5) How does he match up to the top players?


Equipped to trade baseline blows with anyone, Berdych should regularly trouble fellow juggernauts Soderling and Del Potro, who share his principal strengths and limitations. Illustrated by his three matches with Federer this summer, the aging Swiss struggles to cope with the Czech’s massive first-strike power on a day when he falls short of his majestic best; those days will only become more frequent as Federer’s career wanes (together with his consistency). Despite a resounding victory over Djokovic at Wimbledon, Berdych matches up less effectively with the Serb, who possesses a less reliable serve but a superior backhand and more fluid movement. Similar issues should arise against Murray, although the Scot’s tendency towards passivity will provide Tomas with more opportunities to command points from the baseline. Like most of his contemporaries, Berdych faces his sternest test against the world #1. Armed with far greater versatility, Nadal not only outwitted but often outslugged the Czech in their one-sided Wimbledon final, and the Spaniard’s enhanced serve has negated the sole advantage that Berdych formerly held over him. In order to take another step forward, Berdych literally should take a few steps forward and refine his net skills, thus separating himself from his baseline-bound peers.

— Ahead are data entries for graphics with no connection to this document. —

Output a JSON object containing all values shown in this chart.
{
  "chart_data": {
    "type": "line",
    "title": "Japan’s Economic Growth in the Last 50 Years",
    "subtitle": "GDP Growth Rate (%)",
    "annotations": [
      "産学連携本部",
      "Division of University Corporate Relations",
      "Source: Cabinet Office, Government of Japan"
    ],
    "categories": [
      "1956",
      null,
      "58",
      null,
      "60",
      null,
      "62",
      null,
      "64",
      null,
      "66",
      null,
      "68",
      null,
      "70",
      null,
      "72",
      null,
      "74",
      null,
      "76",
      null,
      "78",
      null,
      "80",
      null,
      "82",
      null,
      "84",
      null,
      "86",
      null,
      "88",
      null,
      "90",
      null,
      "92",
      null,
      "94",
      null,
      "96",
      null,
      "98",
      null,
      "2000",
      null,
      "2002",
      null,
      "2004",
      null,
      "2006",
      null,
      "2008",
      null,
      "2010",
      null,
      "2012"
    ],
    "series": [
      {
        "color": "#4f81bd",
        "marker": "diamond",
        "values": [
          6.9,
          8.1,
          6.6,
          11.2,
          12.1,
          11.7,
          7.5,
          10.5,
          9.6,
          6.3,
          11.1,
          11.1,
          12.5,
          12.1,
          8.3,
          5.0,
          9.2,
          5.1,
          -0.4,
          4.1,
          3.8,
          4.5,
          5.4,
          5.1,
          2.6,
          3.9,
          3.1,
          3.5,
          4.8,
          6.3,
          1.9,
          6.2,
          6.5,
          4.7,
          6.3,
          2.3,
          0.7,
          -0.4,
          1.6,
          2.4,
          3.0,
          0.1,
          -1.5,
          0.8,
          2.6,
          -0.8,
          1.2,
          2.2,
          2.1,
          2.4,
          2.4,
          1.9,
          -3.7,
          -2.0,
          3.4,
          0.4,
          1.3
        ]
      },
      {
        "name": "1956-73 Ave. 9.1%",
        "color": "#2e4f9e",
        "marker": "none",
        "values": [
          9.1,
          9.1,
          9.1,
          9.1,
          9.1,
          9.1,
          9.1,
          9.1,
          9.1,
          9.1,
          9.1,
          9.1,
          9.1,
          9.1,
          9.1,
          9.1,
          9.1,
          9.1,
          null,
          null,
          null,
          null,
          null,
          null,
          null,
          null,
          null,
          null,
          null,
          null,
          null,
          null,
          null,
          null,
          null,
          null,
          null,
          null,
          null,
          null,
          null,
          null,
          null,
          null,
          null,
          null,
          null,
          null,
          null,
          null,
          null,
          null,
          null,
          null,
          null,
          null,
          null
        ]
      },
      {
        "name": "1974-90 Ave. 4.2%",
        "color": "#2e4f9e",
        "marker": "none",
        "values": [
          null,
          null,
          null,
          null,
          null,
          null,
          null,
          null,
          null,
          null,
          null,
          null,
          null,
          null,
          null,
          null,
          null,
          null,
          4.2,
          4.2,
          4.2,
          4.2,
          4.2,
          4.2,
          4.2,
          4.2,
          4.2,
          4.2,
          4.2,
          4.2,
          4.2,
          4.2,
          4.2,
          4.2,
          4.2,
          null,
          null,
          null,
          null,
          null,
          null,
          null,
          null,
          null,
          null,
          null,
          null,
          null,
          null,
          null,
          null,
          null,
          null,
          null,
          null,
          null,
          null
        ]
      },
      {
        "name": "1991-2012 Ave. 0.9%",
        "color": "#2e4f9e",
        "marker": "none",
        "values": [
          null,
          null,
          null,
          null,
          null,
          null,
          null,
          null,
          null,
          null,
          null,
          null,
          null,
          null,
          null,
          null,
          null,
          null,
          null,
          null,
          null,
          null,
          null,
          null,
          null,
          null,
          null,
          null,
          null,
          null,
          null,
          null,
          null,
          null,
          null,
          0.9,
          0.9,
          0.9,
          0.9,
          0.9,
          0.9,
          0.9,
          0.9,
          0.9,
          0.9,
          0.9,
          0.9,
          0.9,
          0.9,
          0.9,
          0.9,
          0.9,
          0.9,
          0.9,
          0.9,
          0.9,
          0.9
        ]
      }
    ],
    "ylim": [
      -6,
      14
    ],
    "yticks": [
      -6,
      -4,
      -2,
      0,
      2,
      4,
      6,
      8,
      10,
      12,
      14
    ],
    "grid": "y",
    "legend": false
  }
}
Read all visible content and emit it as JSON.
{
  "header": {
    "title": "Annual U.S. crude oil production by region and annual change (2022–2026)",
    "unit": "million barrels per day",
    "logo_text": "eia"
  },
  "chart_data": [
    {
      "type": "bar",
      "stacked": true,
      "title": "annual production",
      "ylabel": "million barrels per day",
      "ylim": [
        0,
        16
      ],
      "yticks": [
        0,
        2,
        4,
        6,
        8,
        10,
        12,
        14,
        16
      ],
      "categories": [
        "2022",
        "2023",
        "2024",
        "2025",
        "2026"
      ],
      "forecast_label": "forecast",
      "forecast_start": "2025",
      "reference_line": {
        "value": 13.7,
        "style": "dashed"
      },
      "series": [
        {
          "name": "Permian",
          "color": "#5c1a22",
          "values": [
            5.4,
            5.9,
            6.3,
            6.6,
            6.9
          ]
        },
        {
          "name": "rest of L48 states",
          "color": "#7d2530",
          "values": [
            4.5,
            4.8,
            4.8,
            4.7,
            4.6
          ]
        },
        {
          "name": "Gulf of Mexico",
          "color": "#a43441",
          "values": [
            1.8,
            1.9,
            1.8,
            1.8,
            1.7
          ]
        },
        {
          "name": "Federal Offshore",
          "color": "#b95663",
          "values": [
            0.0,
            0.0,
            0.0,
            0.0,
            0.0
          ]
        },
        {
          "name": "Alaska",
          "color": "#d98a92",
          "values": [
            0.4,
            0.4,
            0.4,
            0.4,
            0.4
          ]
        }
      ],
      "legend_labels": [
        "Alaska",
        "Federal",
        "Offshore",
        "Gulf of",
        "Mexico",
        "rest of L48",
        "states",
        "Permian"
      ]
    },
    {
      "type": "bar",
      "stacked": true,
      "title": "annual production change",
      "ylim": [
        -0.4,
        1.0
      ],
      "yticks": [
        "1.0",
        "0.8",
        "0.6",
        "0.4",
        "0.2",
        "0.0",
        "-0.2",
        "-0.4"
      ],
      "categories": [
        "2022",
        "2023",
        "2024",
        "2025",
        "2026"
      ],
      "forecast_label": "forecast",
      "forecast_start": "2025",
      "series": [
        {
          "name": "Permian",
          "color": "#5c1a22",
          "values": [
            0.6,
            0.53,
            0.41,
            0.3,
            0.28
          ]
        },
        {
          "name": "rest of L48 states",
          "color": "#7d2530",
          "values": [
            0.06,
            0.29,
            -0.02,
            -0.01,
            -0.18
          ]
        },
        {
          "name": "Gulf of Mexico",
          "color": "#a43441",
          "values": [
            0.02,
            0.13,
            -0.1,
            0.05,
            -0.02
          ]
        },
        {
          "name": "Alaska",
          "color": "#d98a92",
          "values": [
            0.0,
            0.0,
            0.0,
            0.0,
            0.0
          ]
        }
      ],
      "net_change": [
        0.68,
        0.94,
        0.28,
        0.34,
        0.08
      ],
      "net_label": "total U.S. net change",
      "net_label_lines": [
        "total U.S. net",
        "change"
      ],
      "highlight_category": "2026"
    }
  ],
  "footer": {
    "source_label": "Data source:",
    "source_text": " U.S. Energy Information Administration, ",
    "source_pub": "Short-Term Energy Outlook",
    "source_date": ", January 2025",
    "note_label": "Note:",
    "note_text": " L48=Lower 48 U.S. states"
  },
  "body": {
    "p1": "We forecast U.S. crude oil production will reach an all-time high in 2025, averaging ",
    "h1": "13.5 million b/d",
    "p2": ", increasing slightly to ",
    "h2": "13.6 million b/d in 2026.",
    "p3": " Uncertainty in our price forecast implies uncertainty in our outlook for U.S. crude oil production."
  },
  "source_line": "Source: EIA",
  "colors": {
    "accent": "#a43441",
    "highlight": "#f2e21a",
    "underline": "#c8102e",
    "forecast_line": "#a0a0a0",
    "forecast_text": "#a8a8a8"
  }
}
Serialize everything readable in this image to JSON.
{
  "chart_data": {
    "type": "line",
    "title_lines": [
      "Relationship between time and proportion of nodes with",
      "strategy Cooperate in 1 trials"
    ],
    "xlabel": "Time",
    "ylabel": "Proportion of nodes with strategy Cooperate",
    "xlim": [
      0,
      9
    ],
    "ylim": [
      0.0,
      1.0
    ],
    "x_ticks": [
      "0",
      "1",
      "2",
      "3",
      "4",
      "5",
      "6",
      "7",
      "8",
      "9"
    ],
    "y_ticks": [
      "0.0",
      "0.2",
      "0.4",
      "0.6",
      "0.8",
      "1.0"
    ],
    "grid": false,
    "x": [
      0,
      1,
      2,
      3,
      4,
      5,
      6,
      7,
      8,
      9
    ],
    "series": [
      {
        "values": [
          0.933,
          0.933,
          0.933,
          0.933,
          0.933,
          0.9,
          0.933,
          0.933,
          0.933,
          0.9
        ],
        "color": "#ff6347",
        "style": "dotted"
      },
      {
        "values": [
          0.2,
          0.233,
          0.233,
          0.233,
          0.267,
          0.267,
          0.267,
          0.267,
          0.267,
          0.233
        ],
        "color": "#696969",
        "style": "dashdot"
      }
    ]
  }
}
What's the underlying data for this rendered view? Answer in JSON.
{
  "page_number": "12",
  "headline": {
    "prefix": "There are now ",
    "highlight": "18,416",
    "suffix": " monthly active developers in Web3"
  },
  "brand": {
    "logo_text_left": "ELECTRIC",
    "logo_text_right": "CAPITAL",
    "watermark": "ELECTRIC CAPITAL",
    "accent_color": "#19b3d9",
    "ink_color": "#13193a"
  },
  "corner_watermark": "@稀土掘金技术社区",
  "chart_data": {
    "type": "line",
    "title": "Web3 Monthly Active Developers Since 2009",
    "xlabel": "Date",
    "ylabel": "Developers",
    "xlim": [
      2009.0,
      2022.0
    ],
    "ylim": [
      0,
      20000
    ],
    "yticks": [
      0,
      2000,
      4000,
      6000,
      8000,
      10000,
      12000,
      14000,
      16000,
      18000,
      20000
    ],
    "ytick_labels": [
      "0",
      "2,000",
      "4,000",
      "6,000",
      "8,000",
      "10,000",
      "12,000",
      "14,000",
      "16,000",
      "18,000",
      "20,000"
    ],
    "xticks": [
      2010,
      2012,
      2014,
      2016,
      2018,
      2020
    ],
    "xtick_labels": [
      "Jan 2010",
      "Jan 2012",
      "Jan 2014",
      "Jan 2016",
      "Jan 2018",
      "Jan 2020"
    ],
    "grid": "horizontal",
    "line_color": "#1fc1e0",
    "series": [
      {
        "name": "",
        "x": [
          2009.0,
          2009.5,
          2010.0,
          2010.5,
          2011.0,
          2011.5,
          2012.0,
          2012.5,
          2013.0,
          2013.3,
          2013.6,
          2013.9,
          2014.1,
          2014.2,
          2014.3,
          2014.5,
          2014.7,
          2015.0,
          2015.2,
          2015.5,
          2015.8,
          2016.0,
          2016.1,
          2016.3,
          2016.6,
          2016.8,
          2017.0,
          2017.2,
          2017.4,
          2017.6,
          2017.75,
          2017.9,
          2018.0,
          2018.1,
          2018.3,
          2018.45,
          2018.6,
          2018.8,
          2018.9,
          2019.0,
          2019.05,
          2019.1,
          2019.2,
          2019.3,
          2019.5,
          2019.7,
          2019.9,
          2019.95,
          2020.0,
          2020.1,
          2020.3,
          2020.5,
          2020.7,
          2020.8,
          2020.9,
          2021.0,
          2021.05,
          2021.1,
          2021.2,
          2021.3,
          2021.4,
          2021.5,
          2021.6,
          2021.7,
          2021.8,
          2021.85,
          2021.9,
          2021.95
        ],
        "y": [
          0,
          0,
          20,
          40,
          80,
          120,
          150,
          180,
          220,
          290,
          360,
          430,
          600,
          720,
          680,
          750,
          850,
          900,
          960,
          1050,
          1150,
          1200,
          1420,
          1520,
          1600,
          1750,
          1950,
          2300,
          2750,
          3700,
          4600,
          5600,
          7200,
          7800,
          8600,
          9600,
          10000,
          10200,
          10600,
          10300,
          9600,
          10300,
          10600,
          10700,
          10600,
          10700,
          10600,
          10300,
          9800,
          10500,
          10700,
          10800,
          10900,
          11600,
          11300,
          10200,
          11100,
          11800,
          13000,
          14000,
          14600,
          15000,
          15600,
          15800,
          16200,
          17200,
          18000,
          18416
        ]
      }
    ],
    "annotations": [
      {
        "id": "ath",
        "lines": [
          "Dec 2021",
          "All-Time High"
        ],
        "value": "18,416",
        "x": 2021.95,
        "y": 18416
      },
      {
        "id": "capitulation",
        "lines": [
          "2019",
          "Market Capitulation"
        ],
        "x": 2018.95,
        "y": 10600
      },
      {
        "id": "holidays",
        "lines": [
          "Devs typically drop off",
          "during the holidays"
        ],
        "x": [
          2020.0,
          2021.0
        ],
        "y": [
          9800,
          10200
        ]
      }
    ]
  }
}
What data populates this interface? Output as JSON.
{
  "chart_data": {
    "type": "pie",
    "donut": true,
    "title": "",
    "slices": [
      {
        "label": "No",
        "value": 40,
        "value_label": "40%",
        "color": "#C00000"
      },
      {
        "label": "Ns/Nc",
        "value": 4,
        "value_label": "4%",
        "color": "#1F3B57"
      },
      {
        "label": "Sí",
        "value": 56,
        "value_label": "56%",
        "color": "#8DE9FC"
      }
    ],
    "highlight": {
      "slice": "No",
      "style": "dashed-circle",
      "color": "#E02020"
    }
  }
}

6) How long can he contend?

Boyish in appearance and manner, Berdych has accumulated more years on the ATP than one might suppose. Like his stylistic cousin Soderling, he fulfilled his potential later than most of his colleagues and thus faces a more constricted time window in which to achieve his goals. That knowledge should infuse him with a sense of urgency during the next few years. On the other hand, the Czech hasn’t accumulated any significant injuries, and a leg issue early in the clay season failed to forestall his Roland Garros heroics. Relying on an explosive serve and forehand, he should enjoy greater durability than the ATP’s movement-based counterpunchers. The enigmatic Berdych has seemed to struggle with motivation periodically, however, so his results may tumble dramatically once his career starts to fade, and success requires more intense effort. Still less confident than the top five, the world #7 must construct a firmer barrier to psychologically insulate himself from adversity. To be sure, the victories over Federer augured well in this regard, but the late summer undercut that evidence. What will the fall portend?

7) What should he seek to accomplish in 2011?

Two more Slam semifinals would convincingly establish the Czech among the ATP elite, as would a Masters 1000 title or a pair of finals. While winning a major certainly would dazzle, Berdych should strive to enhance his consistency at Slams and Masters 1000 tournaments. In addition to improving his ranking, steadier results would enable him to shed his reputation for streakiness, upon which opponents have often relied. Since he can threaten anyone except (arguably) Nadal, Berdych doesn’t depend upon the whims of a draw. In fact, a more arduous draw can benefit him by preventing him from settling into complacency, a standard ingredient in upset recipes. The clearest measure of Berdych’s maturation into a consistent contender will emerge not just from his ability to sporadically ambush Federer or Djokovic but also from his ability to regularly withstand Llodra, Tipsarevic, Baghdatis, and similarly opportunistic challengers.